The motion for summary judgment is based largely on the claim that HCFA violated the RFA by failing to consider alternative regulatory options before publishing its regulations for IPS. The RFA requires agencies to undertake a comprehensive impact analysis before implementing new regulations and pursue alternative regulatory options that would reduce the burden on small entities such as home health agencies. NAHC argues that HCFA failed to consider several such alternatives including the restriction on inflation updates to both the per-visit limits and the per-beneficiary limits and refused to allow for legitimate exceptions to the per-beneficiary limits.

The government’s reply on this lawsuit is due this week, according to CHCL’s Bill Dombi, the lead counsel on the lawsuit.

Recoupments also targeted

CHCL is also preparing a national class action lawsuit challenging HCFA’s recoupment of overpayments resulting from implementation of the IPS. That claim points to a longstanding provision of Medicare law that allows recoupment of an overpayment to be waived if the provider is without fault in receipt of the overpayment. "That suit hasn’t been filed yet," Dombi told HHBR. "We are gathering the plaintiff’s facts right now." That suit will likely be filed in the U.S. District Court in Washington, DC.
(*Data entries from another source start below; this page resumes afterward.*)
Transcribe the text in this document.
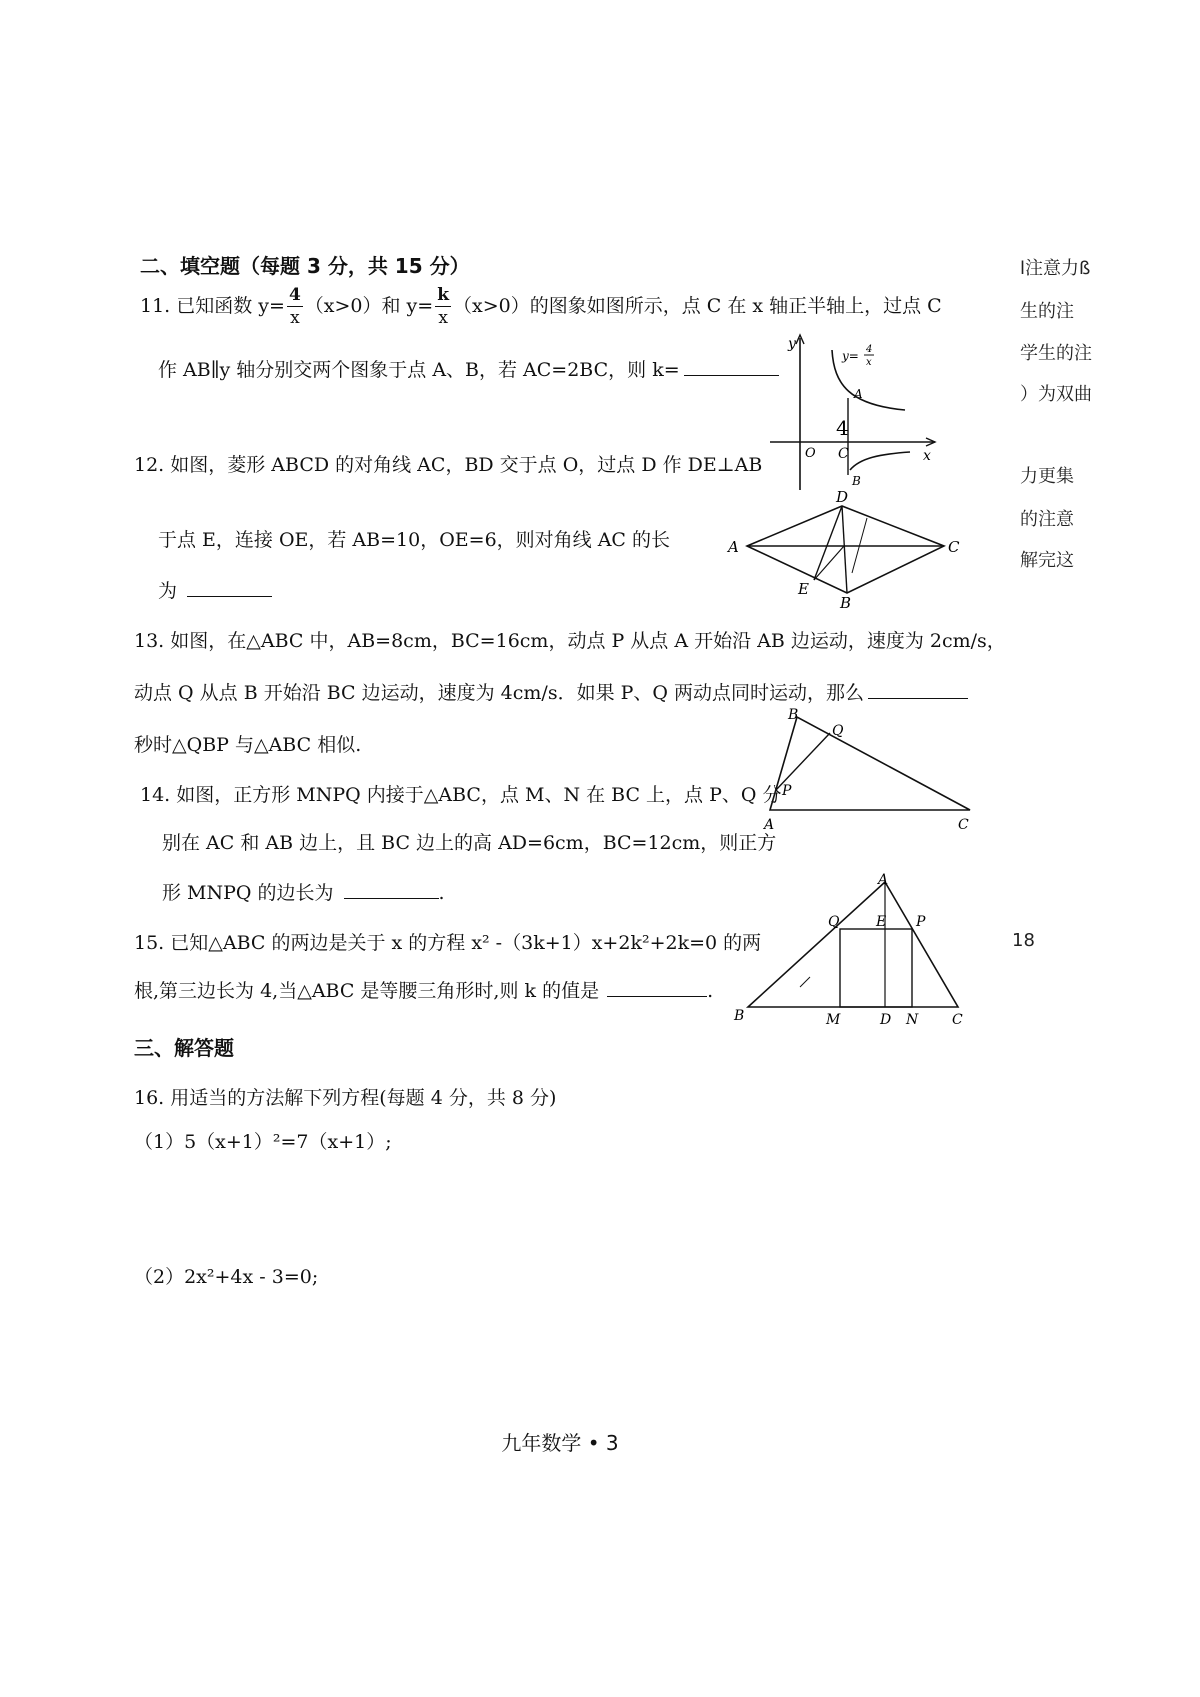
二、填空题（每题 3 分，共 15 分）
11. 已知函数 $y= \frac{4}{x} (x>0)$和 $y= \frac{k}{x} (x>0)$的图象如图所示，点 C 在 x 轴正半轴上，过点 C
作 AB∥y 轴分别交两个图象于点 A、B，若 AC=2BC，则 k=
y
x
O C
A
B
y= 4
x
4
12. 如图，菱形 ABCD 的对角线 AC，BD 交于点 O，过点 D 作 DE⊥AB
于点 E，连接 OE，若 AB=10，OE=6，则对角线 AC 的长
为
A
D
C
E
B
13. 如图，在△ABC 中，AB=8cm，BC=16cm，动点 P 从点 A 开始沿 AB 边运动，速度为 2cm/s，
动点 Q 从点 B 开始沿 BC 边运动，速度为 4cm/s．如果 P、Q 两动点同时运动，那么
秒时△QBP 与△ABC 相似.
B
Q
P
A	C
14. 如图，正方形 MNPQ 内接于△ABC，点 M、N 在 BC 上，点 P、Q 分
别在 AC 和 AB 边上，且 BC 边上的高 AD=6cm，BC=12cm，则正方
形 MNPQ 的边长为	.
A
Q	E P
B	M	D N C
15. 已知△ABC 的两边是关于 x 的方程 x² -（3k+1）x+2k²+2k=0 的两
根,第三边长为 4,当△ABC 是等腰三角形时,则 k 的值是	.
三、解答题
16. 用适当的方法解下列方程(每题 4 分，共 8 分)
（1）5（x+1）²=7（x+1）;
（2）2x²+4x - 3=0;
l注意力ß
生的注
学生的注
）为双曲
力更集
的注意
解完这
18
九年数学 • 3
In this lawsuit, NAHC is acting as a representative plaintiff on behalf of individual home health agencies acting as plaintiffs. Among the criteria established by CHCL for consideration as a plaintiff are the following: the agency received late notice of the per-beneficiary limits (The notice should be at least six months into the agency’s first fiscal year subject to the limits. NAHC says some home health agencies have yet to receive their limits for their first complete IPS year); the agency can demonstrate it took significant effort to reduce costs by managing both the per-visit cost of services as well as case managing clinical services to patients; and the agency is below its per-visit cost limit.
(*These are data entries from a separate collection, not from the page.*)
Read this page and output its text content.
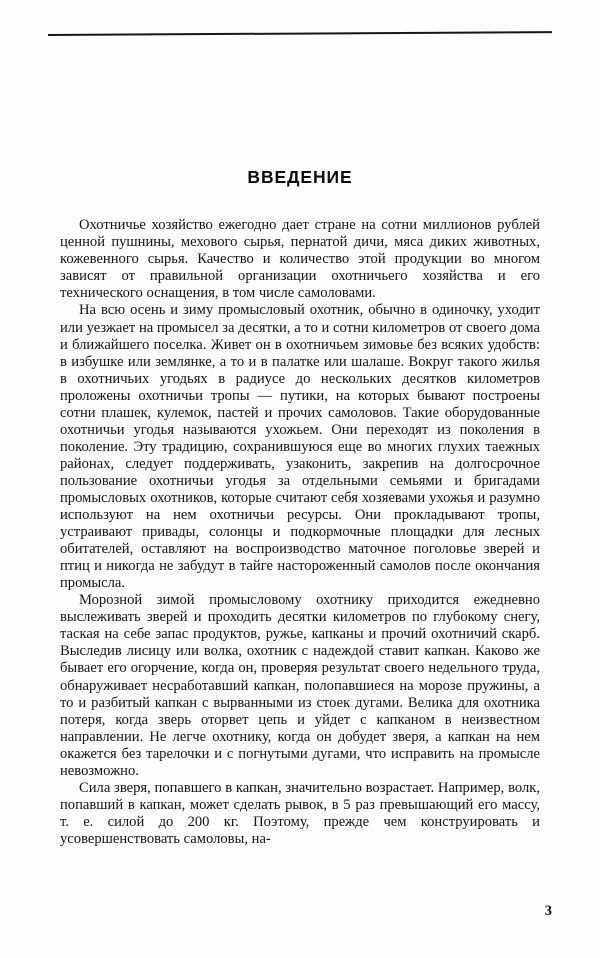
ВВЕДЕНИЕ

Охотничье хозяйство ежегодно дает стране на сотни миллионов рублей ценной пушнины, мехового сырья, пернатой дичи, мяса диких животных, кожевенного сырья. Качество и количество этой продукции во многом зависят от правильной организации охотничьего хозяйства и его технического оснащения, в том числе самоловами.

На всю осень и зиму промысловый охотник, обычно в одиночку, уходит или уезжает на промысел за десятки, а то и сотни километров от своего дома и ближайшего поселка. Живет он в охотничьем зимовье без всяких удобств: в избушке или землянке, а то и в палатке или шалаше. Вокруг такого жилья в охотничьих угодьях в радиусе до нескольких десятков километров проложены охотничьи тропы — путики, на которых бывают построены сотни плашек, кулемок, пастей и прочих самоловов. Такие оборудованные охотничьи угодья называются ухожьем. Они переходят из поколения в поколение. Эту традицию, сохранившуюся еще во многих глухих таежных районах, следует поддерживать, узаконить, закрепив на долгосрочное пользование охотничьи угодья за отдельными семьями и бригадами промысловых охотников, которые считают себя хозяевами ухожья и разумно используют на нем охотничьи ресурсы. Они прокладывают тропы, устраивают привады, солонцы и подкормочные площадки для лесных обитателей, оставляют на воспроизводство маточное поголовье зверей и птиц и никогда не забудут в тайге настороженный самолов после окончания промысла.

Морозной зимой промысловому охотнику приходится ежедневно выслеживать зверей и проходить десятки километров по глубокому снегу, таская на себе запас продуктов, ружье, капканы и прочий охотничий скарб. Выследив лисицу или волка, охотник с надеждой ставит капкан. Каково же бывает его огорчение, когда он, проверяя результат своего недельного труда, обнаруживает несработавший капкан, полопавшиеся на морозе пружины, а то и разбитый капкан с вырванными из стоек дугами. Велика для охотника потеря, когда зверь оторвет цепь и уйдет с капканом в неизвестном направлении. Не легче охотнику, когда он добудет зверя, а капкан на нем окажется без тарелочки и с погнутыми дугами, что исправить на промысле невозможно.

Сила зверя, попавшего в капкан, значительно возрастает. Например, волк, попавший в капкан, может сделать рывок, в 5 раз превышающий его массу, т. е. силой до 200 кг. Поэтому, прежде чем конструировать и усовершенствовать самоловы, на-

3
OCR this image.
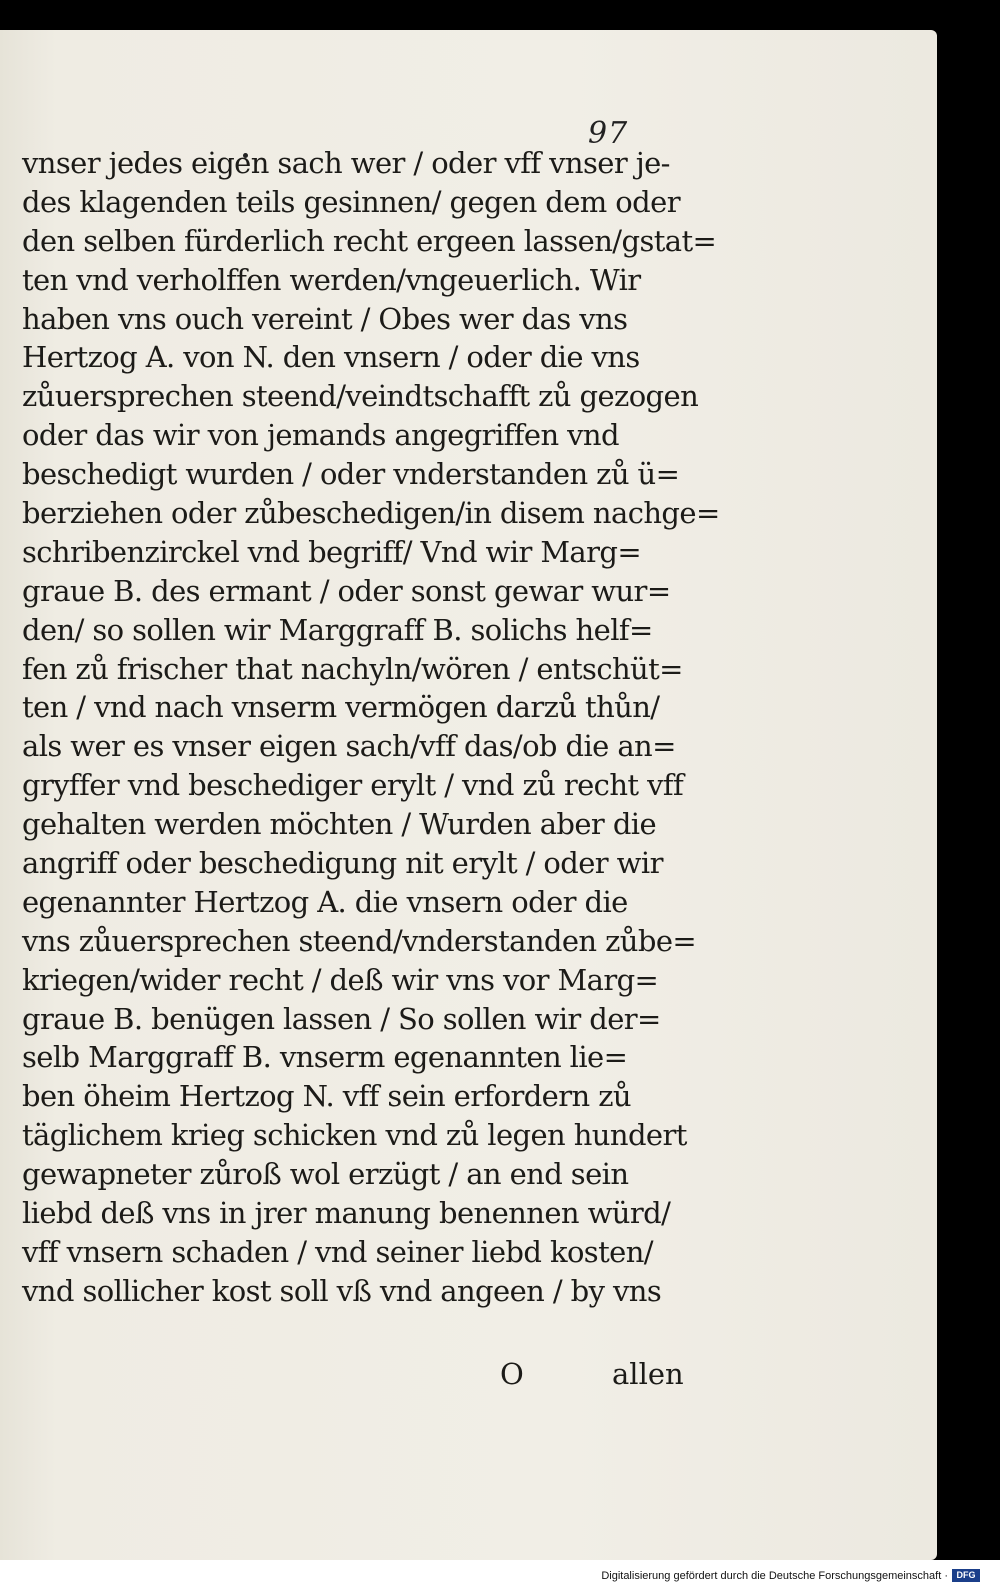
97
vnser jedes eigen sach wer / oder vff vnser je-
des klagenden teils gesinnen/ gegen dem oder
den selben fürderlich recht ergeen lassen/gstat=
ten vnd verholffen werden/vngeuerlich. Wir
haben vns ouch vereint / Obes wer das vns
Hertzog A. von N. den vnsern / oder die vns
zůuersprechen steend/veindtschafft zů gezogen
oder das wir von jemands angegriffen vnd
beschedigt wurden / oder vnderstanden zů ü=
berziehen oder zůbeschedigen/in disem nachge=
schribenzirckel vnd begriff/ Vnd wir Marg=
graue B. des ermant / oder sonst gewar wur=
den/ so sollen wir Marggraff B. solichs helf=
fen zů frischer that nachyln/wören / entschüt=
ten / vnd nach vnserm vermögen darzů thůn/
als wer es vnser eigen sach/vff das/ob die an=
gryffer vnd beschediger erylt / vnd zů recht vff
gehalten werden möchten / Wurden aber die
angriff oder beschedigung nit erylt / oder wir
egenannter Hertzog A. die vnsern oder die
vns zůuersprechen steend/vnderstanden zůbe=
kriegen/wider recht / deß wir vns vor Marg=
graue B. benügen lassen / So sollen wir der=
selb Marggraff B. vnserm egenannten lie=
ben öheim Hertzog N. vff sein erfordern zů
täglichem krieg schicken vnd zů legen hundert
gewapneter zůroß wol erzügt / an end sein
liebd deß vns in jrer manung benennen würd/
vff vnsern schaden / vnd seiner liebd kosten/
vnd sollicher kost soll vß vnd angeen / by vns
O	allen
Digitalisierung gefördert durch die Deutsche Forschungsgemeinschaft · DFG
Homebound requirement also under challenge

On Dec. 18, 1998, CHCL also moved for summary judgment in its lawsuit challenging HCFA’s administration of the homebound requirement for the home health benefit. The center said it filed the lawsuit in response to the increasing frequency of homebound coverage denials issued by Medicare intermediaries. The plaintiffs in that lawsuit are Medicare beneficiaries with disabilities who have been or will be denied Medicare home health coverage on the basis that absences from the home disqualify them from meeting Medicare’s homebound requirement.
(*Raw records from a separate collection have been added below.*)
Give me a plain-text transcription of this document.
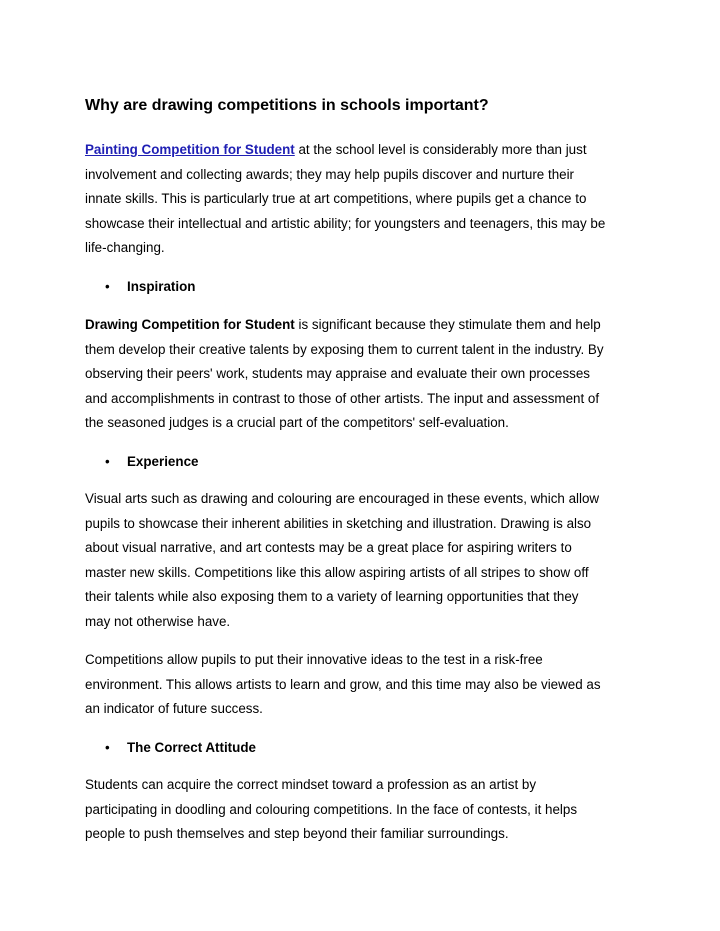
Why are drawing competitions in schools important?

Painting Competition for Student at the school level is considerably more than just
involvement and collecting awards; they may help pupils discover and nurture their
innate skills. This is particularly true at art competitions, where pupils get a chance to
showcase their intellectual and artistic ability; for youngsters and teenagers, this may be
life-changing.

• Inspiration

Drawing Competition for Student is significant because they stimulate them and help
them develop their creative talents by exposing them to current talent in the industry. By
observing their peers' work, students may appraise and evaluate their own processes
and accomplishments in contrast to those of other artists. The input and assessment of
the seasoned judges is a crucial part of the competitors' self-evaluation.

• Experience

Visual arts such as drawing and colouring are encouraged in these events, which allow
pupils to showcase their inherent abilities in sketching and illustration. Drawing is also
about visual narrative, and art contests may be a great place for aspiring writers to
master new skills. Competitions like this allow aspiring artists of all stripes to show off
their talents while also exposing them to a variety of learning opportunities that they
may not otherwise have.

Competitions allow pupils to put their innovative ideas to the test in a risk-free
environment. This allows artists to learn and grow, and this time may also be viewed as
an indicator of future success.

• The Correct Attitude

Students can acquire the correct mindset toward a profession as an artist by
participating in doodling and colouring competitions. In the face of contests, it helps
people to push themselves and step beyond their familiar surroundings.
The center argued that HCFA’s application and interpretation of the homebound requirement denied Medicare beneficiaries access to healthcare services that they cannot "reasonably or appropriately" receive outside the home and that in the absence of these services the plaintiffs are bedbound. CHCL also argued that HCFA’s interpretation of the homebound requirement violates the law in that it leads to the assessment of eligibility after the provision of necessary home health services that are otherwise unavailable.

"The lawsuit itself is going after the timing of the homebound decision," Dombi explained. "We argue that you can’t take into consideration the services that would be covered under the program in determining whether the person is homebound before they even get the services. In other words, you can’t use post-qualification services to determine a pre-qualification condition.

"Right now, the case is pending cross-motions for summary judgments," Dombi reported. There was a slight delay because the government’s counsel became ill and had to be replaced. As a result, the time for HCFA’s reply brief was extended. "Hopefully, that will be done soon," said Dombi, "because it was overdue as of Jan. 15." Once that briefing is complete, there will be a hearing before the court. "I am hoping we can have a hearing and open argument on the motions sometime in April," he said.